One of the tasks of sociocybernetics is to map, measure, harness, and find ways of intervening in the parallel network of social forces that influence human behavior. Sociocyberneticists’ task is to understand the guidance and control mechanisms that govern the operation of society (and the behavior of individuals more generally) in practice and then to devise better ways of harnessing and intervening in them – that is to say to devise more effective ways to operate these mechanisms, or to modify them according to the opinions of the cyberneticist. The outlook that Sociocybernetics uses when analyzing any living system lies in a Basic Law of SocioCybernetics. It says: All living systems go through five levels of interrelations (social contracts) of its subsystems: A. Aggression (survive or die); B. Bureaucracy (follow the norms and rules); C. Competition (my gain is your loss); D. Decision (disclosing individual feelings, intentions); and E. Empathy (cooperation in one unified interest).

Recent investigation from the Santa Fe Institute (a sociology research organization) presents the idea that social systems like cities don’t behave like organisms as has been proposed by some in sociocybernetics. Perhaps the most basic challenges faced by sociocyberneticians are those that stem from Bookchin’s work ‘The Ecology of Freedom and the emergence and decline of Hierarchy.’ Bookchin’s argument is that what has often been described as ‘primitive’ societies are best thought of as ‘organic’ societies. People within them have differentiated roles as do the cells of a body, but this differentiation is largely reversible. Coordination between the cells is not organized by some ‘center’ but through a network of feedback (cybernetic) processes. Particularly important are organisms’ ability to evolve as well as reproduce. But simply saying that the process is ‘autopoietic’ (self-created) is to evade the task of identifying the multiple and mutually reinforcing cybernetic processes that are at work.

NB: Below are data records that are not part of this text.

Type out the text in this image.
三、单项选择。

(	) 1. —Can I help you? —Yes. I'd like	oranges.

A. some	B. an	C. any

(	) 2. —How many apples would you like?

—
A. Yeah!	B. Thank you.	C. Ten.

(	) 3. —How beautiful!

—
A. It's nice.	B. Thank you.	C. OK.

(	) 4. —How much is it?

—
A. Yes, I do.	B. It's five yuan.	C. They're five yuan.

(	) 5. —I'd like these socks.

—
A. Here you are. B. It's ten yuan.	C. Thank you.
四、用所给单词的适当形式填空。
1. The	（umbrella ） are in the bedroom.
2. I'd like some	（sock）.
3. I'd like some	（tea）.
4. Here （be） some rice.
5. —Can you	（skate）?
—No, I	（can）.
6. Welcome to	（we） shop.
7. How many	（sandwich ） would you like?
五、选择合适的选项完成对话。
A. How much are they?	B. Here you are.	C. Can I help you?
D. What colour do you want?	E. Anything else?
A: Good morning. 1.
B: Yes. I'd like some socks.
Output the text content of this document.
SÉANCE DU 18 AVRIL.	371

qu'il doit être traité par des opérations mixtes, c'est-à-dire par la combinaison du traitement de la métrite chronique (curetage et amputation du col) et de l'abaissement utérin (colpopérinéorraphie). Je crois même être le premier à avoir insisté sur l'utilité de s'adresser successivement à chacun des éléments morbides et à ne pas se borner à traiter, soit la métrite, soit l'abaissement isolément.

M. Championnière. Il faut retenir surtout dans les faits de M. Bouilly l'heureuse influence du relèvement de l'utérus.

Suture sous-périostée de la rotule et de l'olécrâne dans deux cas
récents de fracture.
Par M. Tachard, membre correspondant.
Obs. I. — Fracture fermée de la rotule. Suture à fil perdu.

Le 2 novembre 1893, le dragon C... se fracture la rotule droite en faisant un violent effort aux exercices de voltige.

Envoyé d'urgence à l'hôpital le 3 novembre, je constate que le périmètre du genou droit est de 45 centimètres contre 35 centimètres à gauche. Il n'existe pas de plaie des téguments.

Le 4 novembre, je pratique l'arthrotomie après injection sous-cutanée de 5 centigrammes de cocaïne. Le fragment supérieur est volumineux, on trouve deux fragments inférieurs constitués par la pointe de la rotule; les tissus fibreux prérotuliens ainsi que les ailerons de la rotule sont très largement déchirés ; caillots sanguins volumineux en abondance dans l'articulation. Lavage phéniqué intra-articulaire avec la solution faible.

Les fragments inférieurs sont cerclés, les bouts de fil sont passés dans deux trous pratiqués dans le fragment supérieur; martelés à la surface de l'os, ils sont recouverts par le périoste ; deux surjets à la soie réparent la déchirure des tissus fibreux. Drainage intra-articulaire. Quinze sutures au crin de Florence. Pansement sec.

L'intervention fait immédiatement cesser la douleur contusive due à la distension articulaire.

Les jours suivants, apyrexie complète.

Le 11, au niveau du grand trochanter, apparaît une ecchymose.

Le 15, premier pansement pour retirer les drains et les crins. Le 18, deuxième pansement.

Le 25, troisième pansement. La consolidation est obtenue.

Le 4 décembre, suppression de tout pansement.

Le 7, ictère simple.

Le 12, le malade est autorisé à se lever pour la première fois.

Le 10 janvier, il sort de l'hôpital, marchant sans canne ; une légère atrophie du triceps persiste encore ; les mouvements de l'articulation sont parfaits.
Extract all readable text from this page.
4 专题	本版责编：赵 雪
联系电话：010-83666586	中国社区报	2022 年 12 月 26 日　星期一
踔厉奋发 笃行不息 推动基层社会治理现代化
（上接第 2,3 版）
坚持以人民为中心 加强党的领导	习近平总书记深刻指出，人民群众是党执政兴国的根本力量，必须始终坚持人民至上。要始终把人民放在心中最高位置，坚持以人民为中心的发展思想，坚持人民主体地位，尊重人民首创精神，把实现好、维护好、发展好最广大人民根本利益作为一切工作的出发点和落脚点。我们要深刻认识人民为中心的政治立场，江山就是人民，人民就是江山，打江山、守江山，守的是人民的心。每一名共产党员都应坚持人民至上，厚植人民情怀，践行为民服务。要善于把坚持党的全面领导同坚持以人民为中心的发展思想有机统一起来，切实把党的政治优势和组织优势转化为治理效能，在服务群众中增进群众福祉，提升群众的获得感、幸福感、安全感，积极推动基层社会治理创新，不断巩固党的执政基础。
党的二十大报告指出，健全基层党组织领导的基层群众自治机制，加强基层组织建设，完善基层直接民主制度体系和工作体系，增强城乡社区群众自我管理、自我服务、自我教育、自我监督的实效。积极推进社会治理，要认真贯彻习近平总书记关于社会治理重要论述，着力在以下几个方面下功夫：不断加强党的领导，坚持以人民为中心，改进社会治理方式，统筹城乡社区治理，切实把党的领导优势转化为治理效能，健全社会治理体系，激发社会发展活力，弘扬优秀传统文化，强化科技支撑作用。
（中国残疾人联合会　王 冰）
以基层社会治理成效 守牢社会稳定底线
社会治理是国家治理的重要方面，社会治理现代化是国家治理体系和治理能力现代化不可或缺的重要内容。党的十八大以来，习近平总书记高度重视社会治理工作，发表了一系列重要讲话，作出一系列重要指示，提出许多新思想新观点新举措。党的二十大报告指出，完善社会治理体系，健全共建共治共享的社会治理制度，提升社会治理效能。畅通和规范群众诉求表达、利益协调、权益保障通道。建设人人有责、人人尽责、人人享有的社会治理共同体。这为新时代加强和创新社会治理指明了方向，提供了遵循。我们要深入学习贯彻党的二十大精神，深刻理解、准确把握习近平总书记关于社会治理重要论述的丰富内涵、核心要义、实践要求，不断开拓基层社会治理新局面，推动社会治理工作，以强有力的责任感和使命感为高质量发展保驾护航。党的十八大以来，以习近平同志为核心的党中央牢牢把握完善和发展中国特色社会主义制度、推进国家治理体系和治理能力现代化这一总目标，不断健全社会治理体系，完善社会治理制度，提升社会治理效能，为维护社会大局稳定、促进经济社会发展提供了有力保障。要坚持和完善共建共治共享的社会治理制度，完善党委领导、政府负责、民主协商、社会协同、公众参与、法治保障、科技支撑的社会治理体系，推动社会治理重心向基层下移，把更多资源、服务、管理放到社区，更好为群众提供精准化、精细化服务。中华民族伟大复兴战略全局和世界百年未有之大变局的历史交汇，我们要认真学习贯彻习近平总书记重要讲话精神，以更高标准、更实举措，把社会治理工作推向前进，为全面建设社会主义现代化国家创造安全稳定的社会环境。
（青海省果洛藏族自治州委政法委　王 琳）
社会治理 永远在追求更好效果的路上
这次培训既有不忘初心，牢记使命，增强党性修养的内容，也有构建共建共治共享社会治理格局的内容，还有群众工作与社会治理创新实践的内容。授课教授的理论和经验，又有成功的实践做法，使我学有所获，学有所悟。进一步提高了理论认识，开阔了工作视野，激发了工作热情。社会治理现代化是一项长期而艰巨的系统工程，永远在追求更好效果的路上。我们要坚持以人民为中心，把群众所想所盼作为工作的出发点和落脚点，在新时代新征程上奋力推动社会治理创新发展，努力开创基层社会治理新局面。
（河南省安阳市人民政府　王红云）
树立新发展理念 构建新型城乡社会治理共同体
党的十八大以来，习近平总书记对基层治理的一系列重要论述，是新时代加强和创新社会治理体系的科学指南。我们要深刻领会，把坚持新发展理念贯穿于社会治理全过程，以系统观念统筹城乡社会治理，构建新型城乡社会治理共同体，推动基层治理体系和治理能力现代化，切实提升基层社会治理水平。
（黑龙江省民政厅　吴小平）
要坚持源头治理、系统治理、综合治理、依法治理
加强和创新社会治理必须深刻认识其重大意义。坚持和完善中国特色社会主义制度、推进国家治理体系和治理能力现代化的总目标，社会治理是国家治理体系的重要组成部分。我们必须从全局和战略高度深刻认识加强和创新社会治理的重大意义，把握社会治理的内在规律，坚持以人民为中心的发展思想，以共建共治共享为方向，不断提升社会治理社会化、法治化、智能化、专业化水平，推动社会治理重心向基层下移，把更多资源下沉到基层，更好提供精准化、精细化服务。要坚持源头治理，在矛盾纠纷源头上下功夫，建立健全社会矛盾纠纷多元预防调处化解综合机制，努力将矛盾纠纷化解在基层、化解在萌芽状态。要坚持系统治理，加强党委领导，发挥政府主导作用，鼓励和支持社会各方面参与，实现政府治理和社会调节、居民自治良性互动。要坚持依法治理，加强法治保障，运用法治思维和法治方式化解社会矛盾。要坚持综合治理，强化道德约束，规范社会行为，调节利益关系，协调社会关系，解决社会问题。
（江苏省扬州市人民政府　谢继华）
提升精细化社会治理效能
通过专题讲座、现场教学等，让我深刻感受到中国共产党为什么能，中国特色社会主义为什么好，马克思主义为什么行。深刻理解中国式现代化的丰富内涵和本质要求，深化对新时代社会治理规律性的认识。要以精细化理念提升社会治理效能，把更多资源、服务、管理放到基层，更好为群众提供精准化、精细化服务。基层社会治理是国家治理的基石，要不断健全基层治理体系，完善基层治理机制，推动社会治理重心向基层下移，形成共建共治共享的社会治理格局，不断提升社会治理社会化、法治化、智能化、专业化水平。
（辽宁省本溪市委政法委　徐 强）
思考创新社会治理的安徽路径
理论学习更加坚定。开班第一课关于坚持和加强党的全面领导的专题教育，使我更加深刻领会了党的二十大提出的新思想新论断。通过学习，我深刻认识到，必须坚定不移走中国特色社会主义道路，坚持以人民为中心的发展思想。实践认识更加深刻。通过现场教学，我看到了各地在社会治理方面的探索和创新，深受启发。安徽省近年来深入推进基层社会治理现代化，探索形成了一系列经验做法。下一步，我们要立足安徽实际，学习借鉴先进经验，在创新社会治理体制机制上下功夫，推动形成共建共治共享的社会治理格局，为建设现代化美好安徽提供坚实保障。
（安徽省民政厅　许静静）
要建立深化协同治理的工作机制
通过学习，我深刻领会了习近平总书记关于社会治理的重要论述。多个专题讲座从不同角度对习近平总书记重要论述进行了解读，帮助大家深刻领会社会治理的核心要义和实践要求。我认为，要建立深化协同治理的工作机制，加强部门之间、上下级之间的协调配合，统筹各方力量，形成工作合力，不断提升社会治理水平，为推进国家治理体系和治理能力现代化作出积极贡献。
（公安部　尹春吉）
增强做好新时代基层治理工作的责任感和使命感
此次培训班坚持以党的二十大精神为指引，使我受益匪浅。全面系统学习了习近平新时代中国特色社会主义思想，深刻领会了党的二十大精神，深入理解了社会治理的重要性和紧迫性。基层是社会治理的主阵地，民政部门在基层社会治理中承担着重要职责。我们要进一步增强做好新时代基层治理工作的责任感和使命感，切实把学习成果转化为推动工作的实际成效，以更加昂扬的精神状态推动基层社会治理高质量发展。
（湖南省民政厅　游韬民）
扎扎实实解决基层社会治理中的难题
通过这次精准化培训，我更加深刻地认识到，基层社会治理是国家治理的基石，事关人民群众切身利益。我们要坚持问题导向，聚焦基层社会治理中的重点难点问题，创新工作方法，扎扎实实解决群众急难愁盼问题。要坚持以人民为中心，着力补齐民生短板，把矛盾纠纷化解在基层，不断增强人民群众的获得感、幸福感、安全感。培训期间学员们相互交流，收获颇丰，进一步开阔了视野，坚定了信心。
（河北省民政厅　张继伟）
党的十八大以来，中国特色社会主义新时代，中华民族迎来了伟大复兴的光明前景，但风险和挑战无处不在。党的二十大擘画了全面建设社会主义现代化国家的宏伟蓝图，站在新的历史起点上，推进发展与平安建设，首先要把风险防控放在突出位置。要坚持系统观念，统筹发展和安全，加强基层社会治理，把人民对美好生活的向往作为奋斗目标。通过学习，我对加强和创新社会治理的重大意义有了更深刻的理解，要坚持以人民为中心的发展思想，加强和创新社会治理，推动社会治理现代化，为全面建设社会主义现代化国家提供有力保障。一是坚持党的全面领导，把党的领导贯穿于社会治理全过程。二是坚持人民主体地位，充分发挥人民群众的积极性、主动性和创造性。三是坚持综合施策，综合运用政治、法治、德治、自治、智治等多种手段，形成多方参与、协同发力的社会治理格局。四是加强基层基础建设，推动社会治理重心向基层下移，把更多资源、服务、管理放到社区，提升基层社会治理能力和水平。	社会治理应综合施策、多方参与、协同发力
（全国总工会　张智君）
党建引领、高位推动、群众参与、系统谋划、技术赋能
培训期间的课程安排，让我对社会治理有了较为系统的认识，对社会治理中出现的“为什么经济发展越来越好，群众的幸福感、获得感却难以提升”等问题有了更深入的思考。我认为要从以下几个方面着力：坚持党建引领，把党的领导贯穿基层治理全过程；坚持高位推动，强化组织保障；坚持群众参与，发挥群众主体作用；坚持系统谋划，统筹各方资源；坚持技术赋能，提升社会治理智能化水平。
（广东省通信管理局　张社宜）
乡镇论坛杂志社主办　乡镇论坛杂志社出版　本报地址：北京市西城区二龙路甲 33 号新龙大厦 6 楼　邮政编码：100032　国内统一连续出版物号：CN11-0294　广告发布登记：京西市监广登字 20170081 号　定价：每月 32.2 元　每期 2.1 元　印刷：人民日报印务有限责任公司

Yet Bookchin’s claim, which appears to be thoroughly documented, is that the evolution of organic societies into our current, vastly destructive, hierarchical societies – over millennia – has also taken place through some (almost cancerous) unstoppable autopoietic process. If we are to halt this process, which is about to destroy us as a species, probably carrying the planet as we know it with us, it will be necessary to map and find ways of intervening in the sociocybernetic processes involved. No centralized system-wide, command-and-control oriented, change will suffice. Systems intervention requires complex systems-oriented intervention targeted at nodes in the system, not system-wide change based on ‘common sense.’